Women became more important to the work force than ever before to do the kinds of jobs left vacant by servicemen. For example, by September 1917 the Glasgow Corporation Tramways department workforce was over 50% female. The advertisement from the Barrhead News (bottom right image) is looking for young women to work in the Ferguslie Thread Works in Paisley, but warns 'Applications from those on Munitions Work will not be entertained'  (Barrhead News image (c) British Library Board. All rights reserved. Shelfmark: 1917 SCT 3732 [1917]). 

In the decades before the war, Britain had been producing less of its own food and importing more from abroad.
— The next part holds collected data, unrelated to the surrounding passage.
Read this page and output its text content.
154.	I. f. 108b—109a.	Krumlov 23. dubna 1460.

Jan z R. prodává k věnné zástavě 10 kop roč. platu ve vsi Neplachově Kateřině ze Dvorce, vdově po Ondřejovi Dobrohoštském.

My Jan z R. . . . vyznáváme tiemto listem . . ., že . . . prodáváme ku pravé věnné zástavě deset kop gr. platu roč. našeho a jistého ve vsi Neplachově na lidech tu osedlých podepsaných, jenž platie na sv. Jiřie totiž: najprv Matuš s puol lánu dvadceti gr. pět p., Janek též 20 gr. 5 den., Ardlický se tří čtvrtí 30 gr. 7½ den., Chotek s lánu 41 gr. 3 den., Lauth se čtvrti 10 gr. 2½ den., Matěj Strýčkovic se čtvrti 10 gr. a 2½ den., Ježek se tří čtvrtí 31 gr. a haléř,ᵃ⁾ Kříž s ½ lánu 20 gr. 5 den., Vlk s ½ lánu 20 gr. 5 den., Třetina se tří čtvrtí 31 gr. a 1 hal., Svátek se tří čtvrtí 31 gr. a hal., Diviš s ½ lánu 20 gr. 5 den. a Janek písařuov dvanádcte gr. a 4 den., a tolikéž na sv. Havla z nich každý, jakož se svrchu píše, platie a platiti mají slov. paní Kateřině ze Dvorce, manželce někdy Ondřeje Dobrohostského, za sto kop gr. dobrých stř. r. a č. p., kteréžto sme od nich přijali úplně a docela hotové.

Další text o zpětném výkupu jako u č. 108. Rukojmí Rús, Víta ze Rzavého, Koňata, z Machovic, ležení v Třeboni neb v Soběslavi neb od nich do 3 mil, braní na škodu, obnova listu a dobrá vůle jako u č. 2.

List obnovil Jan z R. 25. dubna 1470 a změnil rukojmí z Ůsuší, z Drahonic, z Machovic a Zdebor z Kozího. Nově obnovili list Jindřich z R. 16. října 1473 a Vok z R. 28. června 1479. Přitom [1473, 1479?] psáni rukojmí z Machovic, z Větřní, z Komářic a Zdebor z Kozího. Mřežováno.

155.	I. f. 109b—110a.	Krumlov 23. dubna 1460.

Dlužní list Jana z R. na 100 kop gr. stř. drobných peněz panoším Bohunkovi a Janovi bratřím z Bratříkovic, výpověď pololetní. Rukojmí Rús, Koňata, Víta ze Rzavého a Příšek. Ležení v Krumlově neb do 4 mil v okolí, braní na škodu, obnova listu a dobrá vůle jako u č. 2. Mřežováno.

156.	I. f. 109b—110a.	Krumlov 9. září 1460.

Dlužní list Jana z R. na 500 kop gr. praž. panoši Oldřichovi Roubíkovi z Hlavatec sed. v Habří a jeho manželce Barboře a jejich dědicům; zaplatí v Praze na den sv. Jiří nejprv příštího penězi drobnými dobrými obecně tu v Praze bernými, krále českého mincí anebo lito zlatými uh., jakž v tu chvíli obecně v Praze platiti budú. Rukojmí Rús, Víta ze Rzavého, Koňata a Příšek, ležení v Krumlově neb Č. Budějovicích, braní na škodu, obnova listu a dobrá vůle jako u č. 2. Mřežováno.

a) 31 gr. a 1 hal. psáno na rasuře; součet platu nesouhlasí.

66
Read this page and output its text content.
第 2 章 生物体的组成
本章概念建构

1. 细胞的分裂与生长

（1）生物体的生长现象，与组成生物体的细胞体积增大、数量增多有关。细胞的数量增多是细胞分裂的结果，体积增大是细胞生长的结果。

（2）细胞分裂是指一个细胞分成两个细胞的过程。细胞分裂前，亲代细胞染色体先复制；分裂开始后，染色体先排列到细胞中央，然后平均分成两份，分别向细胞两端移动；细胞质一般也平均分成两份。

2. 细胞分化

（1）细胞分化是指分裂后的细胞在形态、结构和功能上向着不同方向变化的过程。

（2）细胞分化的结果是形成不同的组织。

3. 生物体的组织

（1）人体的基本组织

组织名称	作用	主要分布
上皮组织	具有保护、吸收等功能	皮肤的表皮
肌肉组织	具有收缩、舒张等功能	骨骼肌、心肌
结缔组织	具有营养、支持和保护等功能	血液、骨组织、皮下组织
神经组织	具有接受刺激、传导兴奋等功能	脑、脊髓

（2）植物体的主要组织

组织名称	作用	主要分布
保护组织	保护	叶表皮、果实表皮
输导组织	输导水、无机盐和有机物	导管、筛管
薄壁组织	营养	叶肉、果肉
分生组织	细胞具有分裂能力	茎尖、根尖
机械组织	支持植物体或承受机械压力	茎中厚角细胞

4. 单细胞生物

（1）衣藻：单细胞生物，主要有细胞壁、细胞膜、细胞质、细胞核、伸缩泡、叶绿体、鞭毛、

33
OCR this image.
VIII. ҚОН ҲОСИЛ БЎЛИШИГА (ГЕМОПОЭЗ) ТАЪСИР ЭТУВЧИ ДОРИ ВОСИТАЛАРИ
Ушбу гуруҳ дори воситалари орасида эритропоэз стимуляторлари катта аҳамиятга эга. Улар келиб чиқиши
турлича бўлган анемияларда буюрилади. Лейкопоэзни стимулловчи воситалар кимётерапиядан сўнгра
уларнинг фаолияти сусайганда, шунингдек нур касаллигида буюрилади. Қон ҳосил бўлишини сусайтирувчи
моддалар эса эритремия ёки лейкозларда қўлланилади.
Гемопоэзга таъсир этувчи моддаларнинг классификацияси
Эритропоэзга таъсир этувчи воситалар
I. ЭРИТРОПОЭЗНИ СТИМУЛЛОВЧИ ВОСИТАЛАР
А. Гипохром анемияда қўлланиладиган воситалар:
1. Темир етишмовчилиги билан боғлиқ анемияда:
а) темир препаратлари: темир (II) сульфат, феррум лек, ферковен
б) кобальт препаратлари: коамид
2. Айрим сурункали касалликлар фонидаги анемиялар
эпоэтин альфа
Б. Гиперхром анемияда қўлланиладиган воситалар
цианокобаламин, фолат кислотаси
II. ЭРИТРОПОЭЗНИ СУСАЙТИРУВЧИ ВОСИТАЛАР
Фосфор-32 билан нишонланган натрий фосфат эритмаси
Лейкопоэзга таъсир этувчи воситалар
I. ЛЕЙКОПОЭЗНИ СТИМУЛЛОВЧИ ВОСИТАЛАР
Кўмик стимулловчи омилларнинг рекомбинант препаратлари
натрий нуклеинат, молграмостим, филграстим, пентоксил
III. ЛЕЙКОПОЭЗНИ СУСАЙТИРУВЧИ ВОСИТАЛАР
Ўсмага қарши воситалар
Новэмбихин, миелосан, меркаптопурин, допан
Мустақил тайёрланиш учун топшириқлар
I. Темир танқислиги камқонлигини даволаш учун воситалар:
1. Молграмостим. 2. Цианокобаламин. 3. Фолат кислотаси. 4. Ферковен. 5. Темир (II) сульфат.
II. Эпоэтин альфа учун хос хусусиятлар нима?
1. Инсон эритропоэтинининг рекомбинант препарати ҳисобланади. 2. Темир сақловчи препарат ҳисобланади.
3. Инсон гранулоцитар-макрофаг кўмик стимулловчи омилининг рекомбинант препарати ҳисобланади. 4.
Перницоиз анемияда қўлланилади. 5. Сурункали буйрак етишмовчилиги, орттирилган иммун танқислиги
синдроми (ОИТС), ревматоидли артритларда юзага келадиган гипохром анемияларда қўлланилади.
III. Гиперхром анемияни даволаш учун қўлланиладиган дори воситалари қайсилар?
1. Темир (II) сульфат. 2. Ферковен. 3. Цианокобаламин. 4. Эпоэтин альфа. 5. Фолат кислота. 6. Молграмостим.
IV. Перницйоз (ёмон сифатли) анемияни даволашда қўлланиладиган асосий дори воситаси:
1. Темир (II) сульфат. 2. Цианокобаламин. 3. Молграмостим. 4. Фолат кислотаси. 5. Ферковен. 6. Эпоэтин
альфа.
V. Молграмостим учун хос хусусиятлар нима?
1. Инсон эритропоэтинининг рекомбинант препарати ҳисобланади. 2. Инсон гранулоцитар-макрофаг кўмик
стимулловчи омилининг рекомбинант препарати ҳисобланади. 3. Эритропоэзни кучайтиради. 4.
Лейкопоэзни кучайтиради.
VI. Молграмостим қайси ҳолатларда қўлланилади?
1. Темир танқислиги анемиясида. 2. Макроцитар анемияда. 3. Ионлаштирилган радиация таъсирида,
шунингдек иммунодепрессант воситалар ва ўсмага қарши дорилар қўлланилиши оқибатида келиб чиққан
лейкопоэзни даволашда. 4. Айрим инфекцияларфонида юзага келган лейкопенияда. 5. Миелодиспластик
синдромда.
The war meant less food could come through from Europe and this was combined with the loss of agricultural labour as more men enlisted.

Locally, there was a drive to get people to grow their own food. A Barrhead Food Production Committee was formed; local people began to work garden plots and areas of Cowan Park were turned over to agriculture. In Clarkston, the trustees of Overlee Estate granted several acres of ground on Overlee Hill for use as wartime allotments. Williamwood Golf Club offered use of part of its land for growing vegetables.

The shortage of food was not a huge problem until the end of 1916. Britain had been importing and exporting to the Americas but in 1917, Germany started to intensify a successful U-boat campaign in the Atlantic and many merchant ships were sunk.

This had a major effect on Britain's food supply and the government finally introduced rationing in 1918. Rationing affected normal life in all sorts of ways: for example, in Busby, children were deprived of Alfonso Coia's local ice cream, as its production was banned.